しかし、ウクライナのミハイロ・フェドロフ副首相は、3月16日のツイートで、ロシアがミサイルを誘導するためにDJI製品を使っていると述べた。ロシアは、DJIのドローン検出ツールのAeroScopeを用いて、ウクライナ国内のDJI製ドローンを30マイル(約48キロ)の距離から識別していると彼は指摘した。
フェドロフは、世界中のハイテク企業に対してロシアを孤立させるよう働きかけ、ほぼ成功を収めているが、中国企業からは満足な回答が得られていない。中国はロシアを支援しつつ、米国やその同盟国からの非難を抑えようとしている。
フェドロフ副首相はDJIのフランク・ワンCEOに宛てた書簡で、ウクライナで購入・登録されていないドローンを排除し、同国にあるすべてのDJIのドローンが、いつ、どこで起動されたかを含む情報を提供するよう要求した。

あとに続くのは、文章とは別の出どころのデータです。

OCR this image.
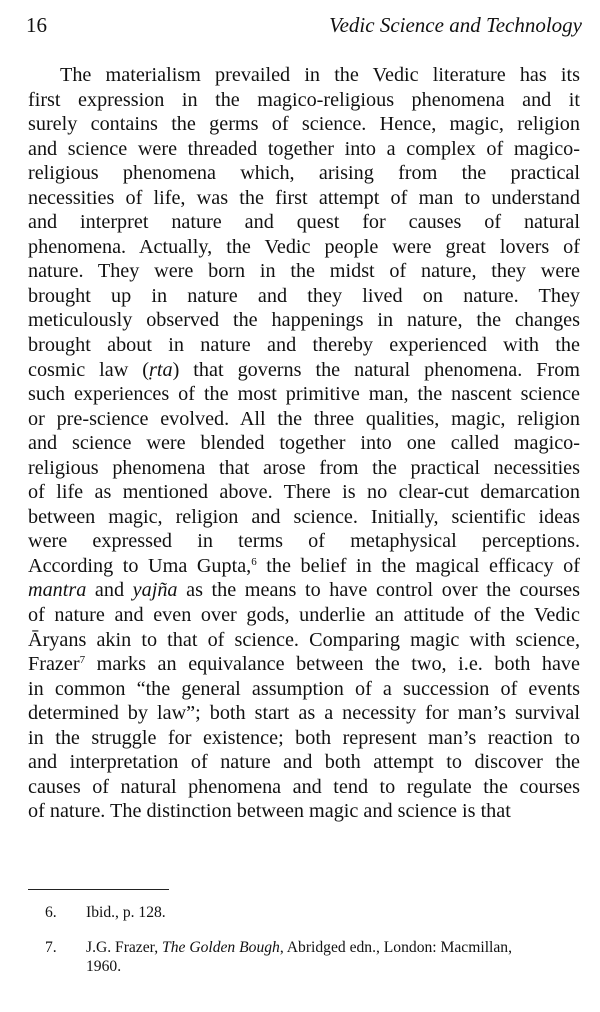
16	Vedic Science and Technology
The materialism prevailed in the Vedic literature has its
first expression in the magico-religious phenomena and it
surely contains the germs of science. Hence, magic, religion
and science were threaded together into a complex of magico-
religious phenomena which, arising from the practical
necessities of life, was the first attempt of man to understand
and interpret nature and quest for causes of natural
phenomena. Actually, the Vedic people were great lovers of
nature. They were born in the midst of nature, they were
brought up in nature and they lived on nature. They
meticulously observed the happenings in nature, the changes
brought about in nature and thereby experienced with the
cosmic law (ṛta) that governs the natural phenomena. From
such experiences of the most primitive man, the nascent science
or pre-science evolved. All the three qualities, magic, religion
and science were blended together into one called magico-
religious phenomena that arose from the practical necessities
of life as mentioned above. There is no clear-cut demarcation
between magic, religion and science. Initially, scientific ideas
were expressed in terms of metaphysical perceptions.
According to Uma Gupta,$^6$ the belief in the magical efficacy of
mantra and yajña as the means to have control over the courses
of nature and even over gods, underlie an attitude of the Vedic
Āryans akin to that of science. Comparing magic with science,
Frazer$^7$ marks an equivalance between the two, i.e. both have
in common “the general assumption of a succession of events
determined by law”; both start as a necessity for man’s survival
in the struggle for existence; both represent man’s reaction to
and interpretation of nature and both attempt to discover the
causes of natural phenomena and tend to regulate the courses
of nature. The distinction between magic and science is that
6. Ibid., p. 128.
7. J.G. Frazer, The Golden Bough, Abridged edn., London: Macmillan,
1960.
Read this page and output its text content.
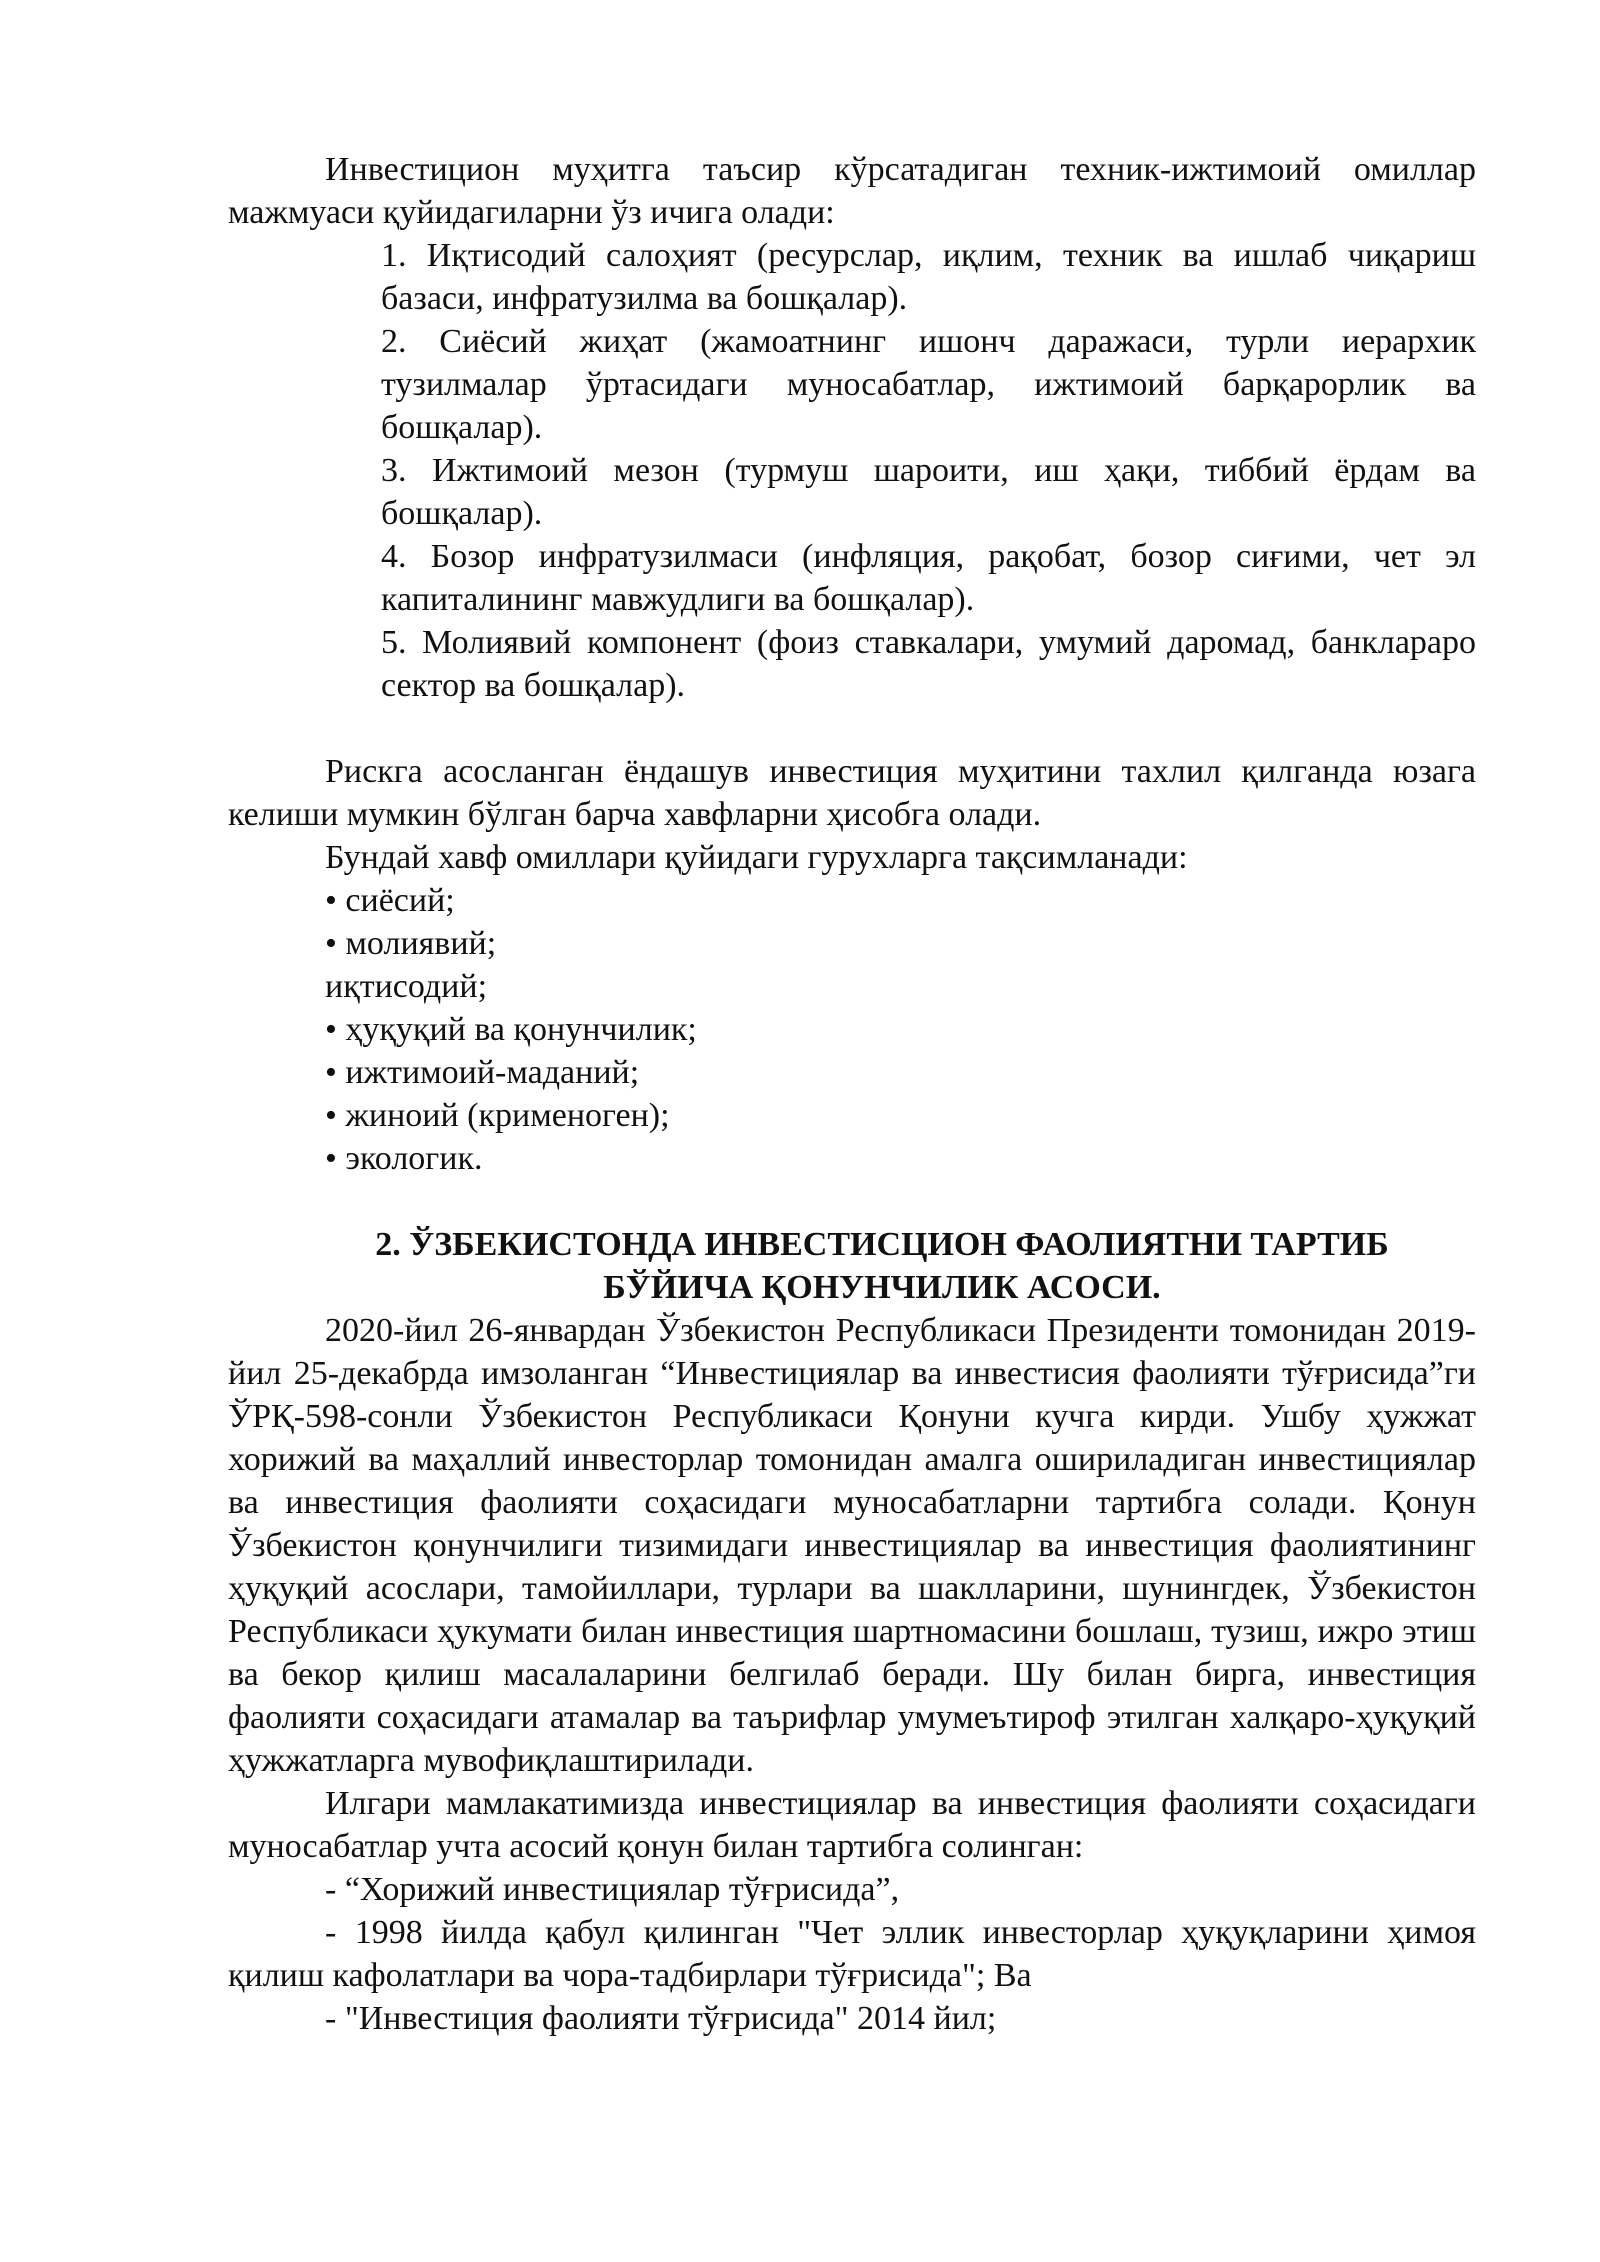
Инвестицион муҳитга таъсир кўрсатадиган техник-ижтимоий омиллар мажмуаси қуйидагиларни ўз ичига олади:

1. Иқтисодий салоҳият (ресурслар, иқлим, техник ва ишлаб чиқариш базаси, инфратузилма ва бошқалар).

2. Сиёсий жиҳат (жамоатнинг ишонч даражаси, турли иерархик тузилмалар ўртасидаги муносабатлар, ижтимоий барқарорлик ва бошқалар).

3. Ижтимоий мезон (турмуш шароити, иш ҳақи, тиббий ёрдам ва бошқалар).

4. Бозор инфратузилмаси (инфляция, рақобат, бозор сиғими, чет эл капиталининг мавжудлиги ва бошқалар).

5. Молиявий компонент (фоиз ставкалари, умумий даромад, банклараро сектор ва бошқалар).

Рискга асосланган ёндашув инвестиция муҳитини тахлил қилганда юзага келиши мумкин бўлган барча хавфларни ҳисобга олади.

Бундай хавф омиллари қуйидаги гурухларга тақсимланади:

• сиёсий;

• молиявий;

иқтисодий;

• ҳуқуқий ва қонунчилик;

• ижтимоий-маданий;

• жиноий (крименоген);

• экологик.

2. ЎЗБЕКИСТОНДА ИНВЕСТИСЦИОН ФАОЛИЯТНИ ТАРТИБ

БЎЙИЧА ҚОНУНЧИЛИК АСОСИ.

2020-йил 26-январдан Ўзбекистон Республикаси Президенти томонидан 2019-йил 25-декабрда имзоланган “Инвестициялар ва инвестисия фаолияти тўғрисида”ги ЎРҚ-598-сонли Ўзбекистон Республикаси Қонуни кучга кирди. Ушбу ҳужжат хорижий ва маҳаллий инвесторлар томонидан амалга ошириладиган инвестициялар ва инвестиция фаолияти соҳасидаги муносабатларни тартибга солади. Қонун Ўзбекистон қонунчилиги тизимидаги инвестициялар ва инвестиция фаолиятининг ҳуқуқий асослари, тамойиллари, турлари ва шаклларини, шунингдек, Ўзбекистон Республикаси ҳукумати билан инвестиция шартномасини бошлаш, тузиш, ижро этиш ва бекор қилиш масалаларини белгилаб беради. Шу билан бирга, инвестиция фаолияти соҳасидаги атамалар ва таърифлар умумеътироф этилган халқаро-ҳуқуқий ҳужжатларга мувофиқлаштирилади.

Илгари мамлакатимизда инвестициялар ва инвестиция фаолияти соҳасидаги муносабатлар учта асосий қонун билан тартибга солинган:

- “Хорижий инвестициялар тўғрисида”,

- 1998 йилда қабул қилинган "Чет эллик инвесторлар ҳуқуқларини ҳимоя қилиш кафолатлари ва чора-тадбирлари тўғрисида"; Ва

- "Инвестиция фаолияти тўғрисида" 2014 йил;
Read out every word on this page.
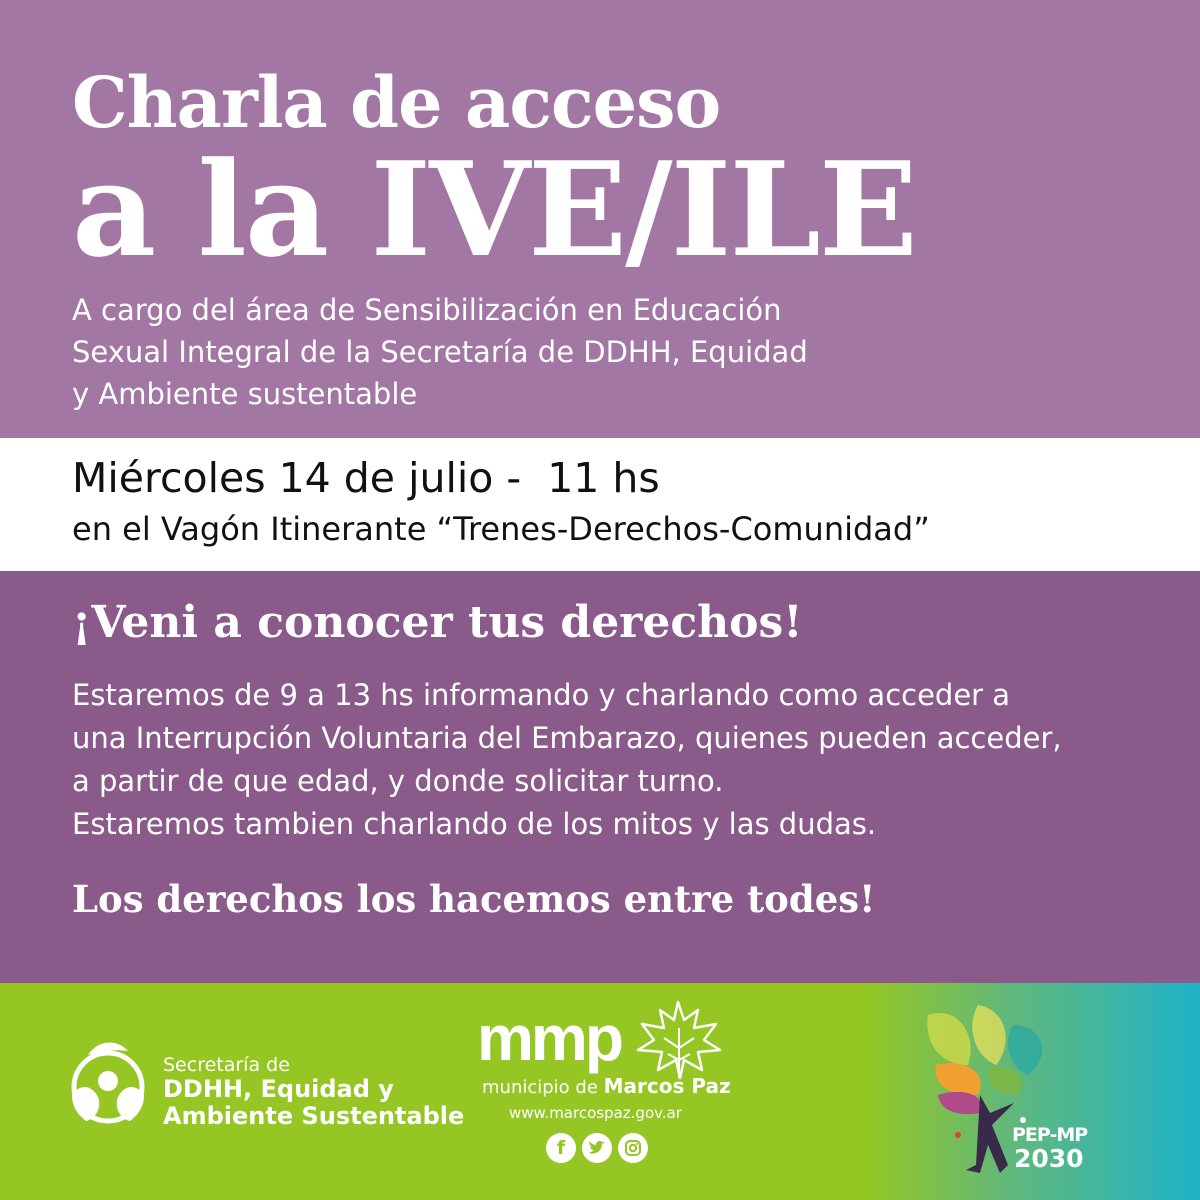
Charla de acceso
a la IVE/ILE

A cargo del área de Sensibilización en Educación
Sexual Integral de la Secretaría de DDHH, Equidad
y Ambiente sustentable

Miércoles 14 de julio -  11 hs
en el Vagón Itinerante “Trenes-Derechos-Comunidad”
¡Veni a conocer tus derechos!

Estaremos de 9 a 13 hs informando y charlando como acceder a
una Interrupción Voluntaria del Embarazo, quienes pueden acceder,
a partir de que edad, y donde solicitar turno.
Estaremos tambien charlando de los mitos y las dudas.

Los derechos los hacemos entre todes!
Secretaría de
DDHH, Equidad y
Ambiente Sustentable
mmp
municipio de Marcos Paz
www.marcospaz.gov.ar
f
PEP-MP
2030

「ロシアがウクライナ人を殺すためにあなたの製品が使用されている。これを防いで欲しい」と副首相は、ワンCEOに呼びかけた。
これに対しDJIは、AeroScopeを含む同社の製品が軍事的な技術要件を満たしておらず、消費者向けの製品だと述べた。同社のドローンは、米国連邦航空局(FAA)の懸念を払拭するために開発された電子ナンバープレートシステムの「リモートID」機能を持つが、この機能が米国で実際に稼働するのは2023年9月以降のことだ。
しかし、DJIの技術が軍事用に設計されたものではないという話は理解できるが、説得力には欠ける。フォーブスは、AeroScopeを含む同社の技術が、米国で軍事用途で使用されていることを示す契約書を確認した。
DJIのAeroScopeは、Aerial Armorという業者を通じて米国税関・国境警備局(CBP)に利用され、米国の南部の国境での監視活動に使用されている。米国陸軍は2020年に同じ業者を通じて5万ドル相当のAeroScopeを発注し、2021年にも別の請負業者を通じて12万ドル相当を購入した。
これらの契約は、米国政府が中国政府への反感を高め、DJIに事実上の禁輸措置を発動したにもかかわらず、締結されていた。